Önce birisi girer hayatına , çok sever seni . Eminsindir çünkü daha önce kimse gözlerinin içine onun baktığı gibi bakmamış, kimse onun kadar düşünmemiştir seni . O kadar düşünür ki sana zarar veren herseyi hayatından çıkarmak ister . Basta sevinirsin benim mutlu olmamı istiyor çünkü seviyor dersin . Aslında kendi kalibina uydurur seni . Ilk basta aşk , tutku yoktur icinde. Karşı cinse alışkanlığı kisi farketmeden bilinç altına yerlesmistir . Eger arada birbirinizden ayri büyük bir zaman dilimi gecmişse ve hayatina ondan baskasi girmisse , bilinc altindaki o aliskin oldugun kisiyle kiyaslarsin icten ice . Ve kimsenin onun gibi olmadigini gördükçe hayiflanirsin . Pisman olursun dönmek istersin . Eger bir sans verilir iliski tekrar başlarsa mutlu olur sevinirsin - ki bu çok zorlu süreçtir - Sanarsin ki affedildim çünkü seviliyorum . Olay oyle değildir . O basta senden vazgeçmiştir . Sana olan sevgisi , güveni bitmiştir . Dünya ahiret inansa senin ona aşkına inandiramazsin . Elinde avucunda , yüreğinin en derin kuytusunda ne varsa versen dahi . O eski aşkı , eski sevgiyi göremezsin . Seni sevdiğini söyler inanirsin , ama o kendini kandiramaz . Sogumustur bi kere . Ite ceke yürütmeye calisirsin . Yalvarirsin , ağlarsin bosunadir. Ve her kavgada senin onu aldattigini soyler . Yani geçmişte yaptigin bi yanlis ayagina dolanmaktan oteye gecmez . Karanlık bir leke gibidir . Silemezsin . Sonra sebepler one surulur "anlaşamiyoruz" der . (bkz: sevgi anlaşmak değildir nedensiz de sevilir) . Fakat bu koca bi bahanedir . Gün gelir sana "unut" der . "yoluna bak , hayatina devam et , mutlu ol , gülümse." hayatıni siker ve gider .
Unutmanin en kolay yoluysa o hiç olmamış gibi hayatına devam edebilmektir .Zordur ama en azından denemek gerekir .
Onu iki yıl sonra ilk görüşüm bu. Karaköy'de,
Nişantaşı dolmuş kuyruğunun sonlarındayım. O da
hemen karşıdaki Şişli kuyruğunun önlerinde.
Bilmiyorum, fark etti mi beni. Yine güzel. Saç
biçimi ve rengi aynı. Biraz zayıflamış. Az sonra
dolmuşuna bindi gitti.
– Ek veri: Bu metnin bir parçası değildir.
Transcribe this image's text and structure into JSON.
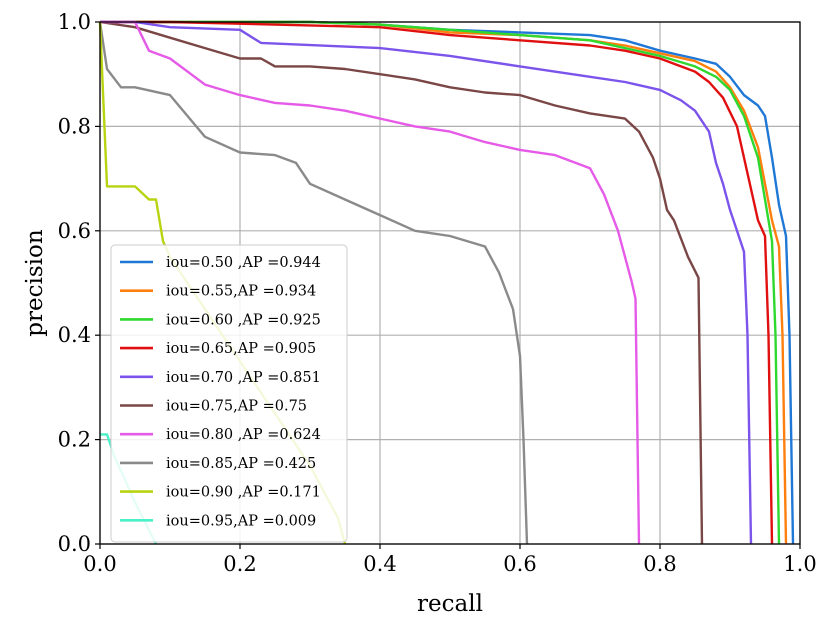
{
  "chart_data": {
    "type": "line",
    "title": "",
    "xlabel": "recall",
    "ylabel": "precision",
    "xlim": [
      0.0,
      1.0
    ],
    "ylim": [
      0.0,
      1.0
    ],
    "xticks": [
      0.0,
      0.2,
      0.4,
      0.6,
      0.8,
      1.0
    ],
    "yticks": [
      0.0,
      0.2,
      0.4,
      0.6,
      0.8,
      1.0
    ],
    "xtick_labels": [
      "0.0",
      "0.2",
      "0.4",
      "0.6",
      "0.8",
      "1.0"
    ],
    "ytick_labels": [
      "0.0",
      "0.2",
      "0.4",
      "0.6",
      "0.8",
      "1.0"
    ],
    "grid": true,
    "legend_position": "lower-left",
    "series": [
      {
        "name": "iou=0.50 ,AP =0.944",
        "color": "#1f78d6",
        "x": [
          0,
          0.05,
          0.3,
          0.4,
          0.5,
          0.6,
          0.7,
          0.75,
          0.8,
          0.85,
          0.88,
          0.9,
          0.92,
          0.94,
          0.95,
          0.96,
          0.97,
          0.98,
          0.985,
          0.99
        ],
        "y": [
          1.0,
          1.0,
          1.0,
          0.995,
          0.985,
          0.98,
          0.975,
          0.965,
          0.945,
          0.93,
          0.92,
          0.895,
          0.86,
          0.84,
          0.82,
          0.74,
          0.65,
          0.59,
          0.4,
          0.0
        ]
      },
      {
        "name": "iou=0.55,AP =0.934",
        "color": "#ff7f0e",
        "x": [
          0,
          0.05,
          0.3,
          0.4,
          0.5,
          0.6,
          0.7,
          0.75,
          0.8,
          0.85,
          0.88,
          0.9,
          0.92,
          0.94,
          0.95,
          0.96,
          0.97,
          0.975,
          0.98
        ],
        "y": [
          1.0,
          1.0,
          1.0,
          0.995,
          0.98,
          0.975,
          0.965,
          0.955,
          0.94,
          0.925,
          0.905,
          0.875,
          0.83,
          0.76,
          0.69,
          0.62,
          0.57,
          0.4,
          0.0
        ]
      },
      {
        "name": "iou=0.60 ,AP =0.925",
        "color": "#2ed82e",
        "x": [
          0,
          0.05,
          0.3,
          0.4,
          0.5,
          0.6,
          0.7,
          0.75,
          0.8,
          0.85,
          0.88,
          0.9,
          0.92,
          0.94,
          0.95,
          0.96,
          0.965,
          0.97
        ],
        "y": [
          1.0,
          1.0,
          1.0,
          0.995,
          0.985,
          0.975,
          0.965,
          0.95,
          0.935,
          0.915,
          0.895,
          0.87,
          0.82,
          0.74,
          0.66,
          0.58,
          0.4,
          0.0
        ]
      },
      {
        "name": "iou=0.65,AP =0.905",
        "color": "#e01010",
        "x": [
          0,
          0.05,
          0.1,
          0.4,
          0.5,
          0.6,
          0.7,
          0.75,
          0.8,
          0.85,
          0.87,
          0.89,
          0.91,
          0.92,
          0.93,
          0.94,
          0.95,
          0.955,
          0.96
        ],
        "y": [
          1.0,
          1.0,
          1.0,
          0.99,
          0.975,
          0.965,
          0.955,
          0.945,
          0.93,
          0.905,
          0.885,
          0.855,
          0.8,
          0.74,
          0.68,
          0.62,
          0.59,
          0.4,
          0.0
        ]
      },
      {
        "name": "iou=0.70 ,AP =0.851",
        "color": "#7c54ec",
        "x": [
          0,
          0.05,
          0.1,
          0.2,
          0.23,
          0.4,
          0.5,
          0.6,
          0.7,
          0.75,
          0.8,
          0.83,
          0.85,
          0.87,
          0.88,
          0.89,
          0.9,
          0.91,
          0.92,
          0.925,
          0.93
        ],
        "y": [
          1.0,
          1.0,
          0.99,
          0.985,
          0.96,
          0.95,
          0.935,
          0.915,
          0.895,
          0.885,
          0.87,
          0.85,
          0.83,
          0.79,
          0.73,
          0.69,
          0.64,
          0.6,
          0.56,
          0.4,
          0.0
        ]
      },
      {
        "name": "iou=0.75,AP =0.75",
        "color": "#7a4646",
        "x": [
          0,
          0.05,
          0.1,
          0.15,
          0.2,
          0.23,
          0.25,
          0.3,
          0.35,
          0.4,
          0.45,
          0.5,
          0.55,
          0.6,
          0.65,
          0.7,
          0.75,
          0.77,
          0.79,
          0.8,
          0.81,
          0.82,
          0.84,
          0.855,
          0.86
        ],
        "y": [
          1.0,
          0.99,
          0.97,
          0.95,
          0.93,
          0.93,
          0.915,
          0.915,
          0.91,
          0.9,
          0.89,
          0.875,
          0.865,
          0.86,
          0.84,
          0.825,
          0.815,
          0.79,
          0.74,
          0.7,
          0.64,
          0.62,
          0.55,
          0.51,
          0.0
        ]
      },
      {
        "name": "iou=0.80 ,AP =0.624",
        "color": "#e65ae8",
        "x": [
          0,
          0.05,
          0.07,
          0.1,
          0.15,
          0.2,
          0.25,
          0.3,
          0.35,
          0.4,
          0.45,
          0.5,
          0.55,
          0.6,
          0.65,
          0.7,
          0.72,
          0.74,
          0.76,
          0.765,
          0.77
        ],
        "y": [
          1.0,
          1.0,
          0.945,
          0.93,
          0.88,
          0.86,
          0.845,
          0.84,
          0.83,
          0.815,
          0.8,
          0.79,
          0.77,
          0.755,
          0.745,
          0.72,
          0.67,
          0.6,
          0.5,
          0.47,
          0.0
        ]
      },
      {
        "name": "iou=0.85,AP =0.425",
        "color": "#8a8a8a",
        "x": [
          0,
          0.01,
          0.03,
          0.05,
          0.1,
          0.15,
          0.2,
          0.25,
          0.28,
          0.3,
          0.35,
          0.4,
          0.45,
          0.5,
          0.55,
          0.57,
          0.59,
          0.6,
          0.605,
          0.61
        ],
        "y": [
          1.0,
          0.91,
          0.875,
          0.875,
          0.86,
          0.78,
          0.75,
          0.745,
          0.73,
          0.69,
          0.66,
          0.63,
          0.6,
          0.59,
          0.57,
          0.52,
          0.45,
          0.36,
          0.2,
          0.0
        ]
      },
      {
        "name": "iou=0.90 ,AP =0.171",
        "color": "#b8d310",
        "x": [
          0,
          0.01,
          0.03,
          0.05,
          0.07,
          0.08,
          0.09,
          0.1,
          0.15,
          0.2,
          0.25,
          0.3,
          0.34,
          0.35
        ],
        "y": [
          1.0,
          0.685,
          0.685,
          0.685,
          0.66,
          0.66,
          0.58,
          0.55,
          0.45,
          0.35,
          0.25,
          0.15,
          0.05,
          0.0
        ]
      },
      {
        "name": "iou=0.95,AP =0.009",
        "color": "#4af0c8",
        "x": [
          0,
          0.01,
          0.02,
          0.05,
          0.08
        ],
        "y": [
          0.21,
          0.21,
          0.17,
          0.08,
          0.0
        ]
      }
    ]
  }
}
Öyle anlar vardır ki bir merhaba, ufak bir selam her
şeyi yeniden başlatabilir ya da durumu daha da
sıradan bir düzeye indirebilir. O beni gördü mü,
gördüyse ne düşündü bilemem. Ben ikisinden de
korktum. Sonra benim uçağım kalktı... Atmosferin ortasında
düşündüm: Her şey nasıl bitiyor? Nasıl
yabancılaşıyor insanlar? Hiçbir şey olmamış gibi.
Birlikte yemek yer miydik? Nerelere giderdik?
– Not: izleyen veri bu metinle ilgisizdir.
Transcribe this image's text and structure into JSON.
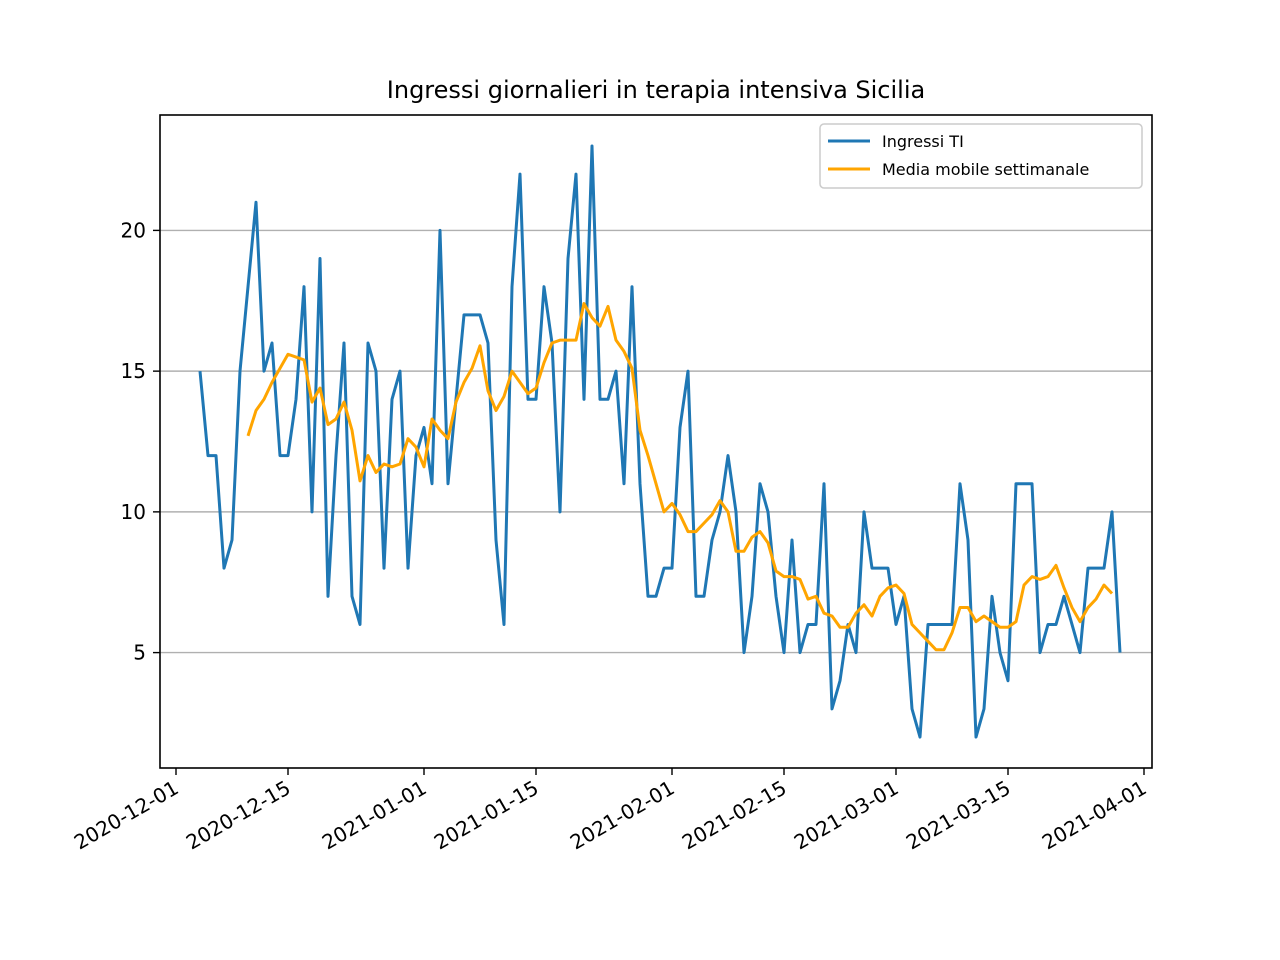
{
  "chart_data": {
    "type": "line",
    "title": "Ingressi giornalieri in terapia intensiva Sicilia",
    "xlabel": "",
    "ylabel": "",
    "x_axis": {
      "type": "date",
      "range": [
        "2020-11-29",
        "2021-04-02"
      ],
      "ticks": [
        "2020-12-01",
        "2020-12-15",
        "2021-01-01",
        "2021-01-15",
        "2021-02-01",
        "2021-02-15",
        "2021-03-01",
        "2021-03-15",
        "2021-04-01"
      ]
    },
    "y_axis": {
      "range": [
        0.9,
        24.1
      ],
      "ticks": [
        5,
        10,
        15,
        20
      ]
    },
    "grid": "horizontal",
    "legend_position": "top-right",
    "series": [
      {
        "name": "Ingressi TI",
        "color": "#1f77b4",
        "start_date": "2020-12-04",
        "values": [
          15,
          12,
          12,
          8,
          9,
          15,
          18,
          21,
          15,
          16,
          12,
          12,
          14,
          18,
          10,
          19,
          7,
          12,
          16,
          7,
          6,
          16,
          15,
          8,
          14,
          15,
          8,
          12,
          13,
          11,
          20,
          11,
          14,
          17,
          17,
          17,
          16,
          9,
          6,
          18,
          22,
          14,
          14,
          18,
          16,
          10,
          19,
          22,
          14,
          23,
          14,
          14,
          15,
          11,
          18,
          11,
          7,
          7,
          8,
          8,
          13,
          15,
          7,
          7,
          9,
          10,
          12,
          10,
          5,
          7,
          11,
          10,
          7,
          5,
          9,
          5,
          6,
          6,
          11,
          3,
          4,
          6,
          5,
          10,
          8,
          8,
          8,
          6,
          7,
          3,
          2,
          6,
          6,
          6,
          6,
          11,
          9,
          2,
          3,
          7,
          5,
          4,
          11,
          11,
          11,
          5,
          6,
          6,
          7,
          6,
          5,
          8,
          8,
          8,
          10,
          5
        ]
      },
      {
        "name": "Media mobile settimanale",
        "color": "#ffa500",
        "start_date": "2020-12-10",
        "values": [
          12.7,
          13.6,
          14.0,
          14.6,
          15.1,
          15.6,
          15.5,
          15.4,
          13.9,
          14.4,
          13.1,
          13.3,
          13.9,
          12.9,
          11.1,
          12.0,
          11.4,
          11.7,
          11.6,
          11.7,
          12.6,
          12.3,
          11.6,
          13.3,
          12.9,
          12.6,
          13.9,
          14.6,
          15.1,
          15.9,
          14.3,
          13.6,
          14.1,
          15.0,
          14.6,
          14.2,
          14.4,
          15.3,
          16.0,
          16.1,
          16.1,
          16.1,
          17.4,
          16.9,
          16.6,
          17.3,
          16.1,
          15.7,
          15.1,
          12.9,
          12.0,
          11.0,
          10.0,
          10.3,
          9.9,
          9.3,
          9.3,
          9.6,
          9.9,
          10.4,
          10.0,
          8.6,
          8.6,
          9.1,
          9.3,
          8.9,
          7.9,
          7.7,
          7.7,
          7.6,
          6.9,
          7.0,
          6.4,
          6.3,
          5.9,
          5.9,
          6.4,
          6.7,
          6.3,
          7.0,
          7.3,
          7.4,
          7.1,
          6.0,
          5.7,
          5.4,
          5.1,
          5.1,
          5.7,
          6.6,
          6.6,
          6.1,
          6.3,
          6.1,
          5.9,
          5.9,
          6.1,
          7.4,
          7.7,
          7.6,
          7.7,
          8.1,
          7.3,
          6.6,
          6.1,
          6.6,
          6.9,
          7.4,
          7.1
        ]
      }
    ]
  }
}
Şakalarımız nasıl şakalardı? Kavgalarımız? Sesi,
nasıldı sesi? Unutmak değil, başka bir şey bu. Şu anda her şey iyi.
Bazen herşeyi unutmak gerekir ya yeniden başlamak için ya da yaptığı hataları yaptığımız hataları kötülükleri iyilikleri yanlışları affedilmez durumları unutup yarın bir gün karşı karşıya geldiğinde sadece ismini bilmek gerekir. Unutmak aslında bir kaçış değil bir kurtuluştur. Güvenemediğiniz insanları unutun sevemediğiniz insanları unutun. Sizi sizden çok seven insanları unutun yanınızda değilse şuan o kişi o zaten bir bahanedir.
unutma eylemine girmemiş kişi için imkansız gibi görünen ve o güzelliği unutmanın tabiat kanunlarına aykırı olduğunu düşünüp bu emeli uygulayamayan aşık insan psikolojisidir. Lâkin dostum ümitsizliğe düşme, elbet unutacaksın çünkü 2-3 sene olur yine de unutursun bak o yüzden ömrünün tatlı yıllarını öldürmenin anlamı yok.
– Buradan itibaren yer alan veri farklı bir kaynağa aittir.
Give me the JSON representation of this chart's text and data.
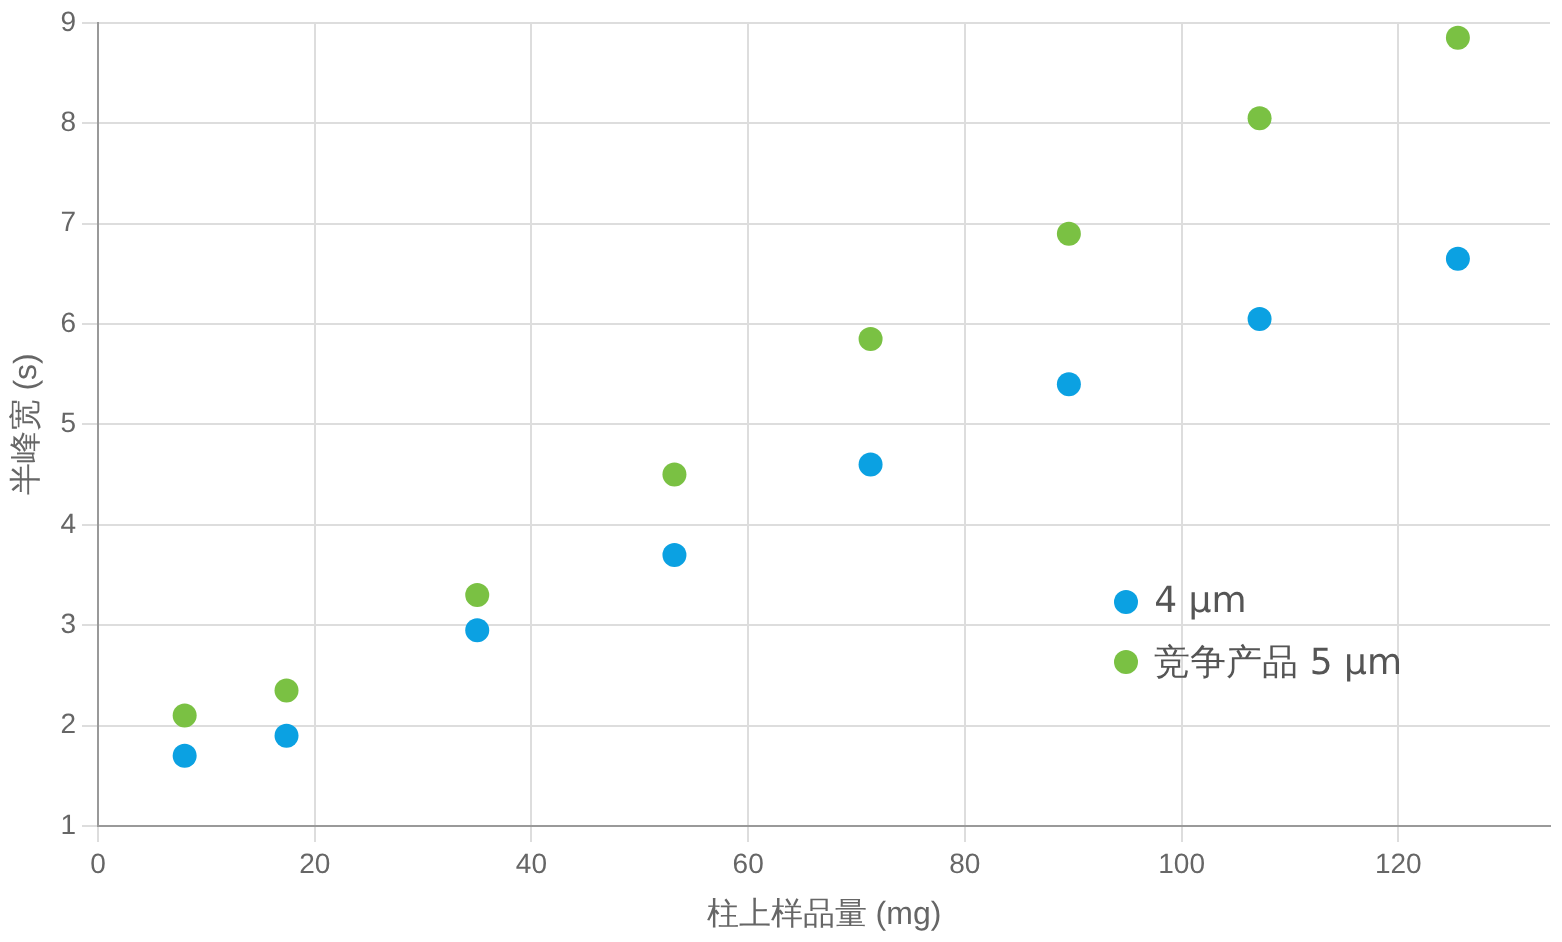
{
  "chart_data": {
    "type": "scatter",
    "xlabel": "柱上样品量 (mg)",
    "ylabel": "半峰宽 (s)",
    "x": [
      8,
      17.4,
      35,
      53.2,
      71.3,
      89.6,
      107.2,
      125.5
    ],
    "series": [
      {
        "name": "4 µm",
        "color": "#0ba1e2",
        "values": [
          1.7,
          1.9,
          2.95,
          3.7,
          4.6,
          5.4,
          6.05,
          6.65
        ]
      },
      {
        "name": "竞争产品 5 µm",
        "color": "#7ac143",
        "values": [
          2.1,
          2.35,
          3.3,
          4.5,
          5.85,
          6.9,
          8.05,
          8.85
        ]
      }
    ],
    "xlim": [
      0,
      134
    ],
    "xticks": [
      0,
      20,
      40,
      60,
      80,
      100,
      120
    ],
    "ylim": [
      1,
      9
    ],
    "yticks": [
      1,
      2,
      3,
      4,
      5,
      6,
      7,
      8,
      9
    ],
    "grid": true,
    "legend": "bottom right",
    "marker": "circle"
  }
}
denizde ekipmansiz dalarsiniz ya, derinlere inersiniz ve bazen nefesinizin bittigini hissetsenizde kendinizi zorladiktan sonra cikarsiniz su uzerine ve derin bi nefes alirsiniz, o nefesle beraber gunes kamastirir gozlerinizi, iste o aldiginiz ilk nefestir unutmak.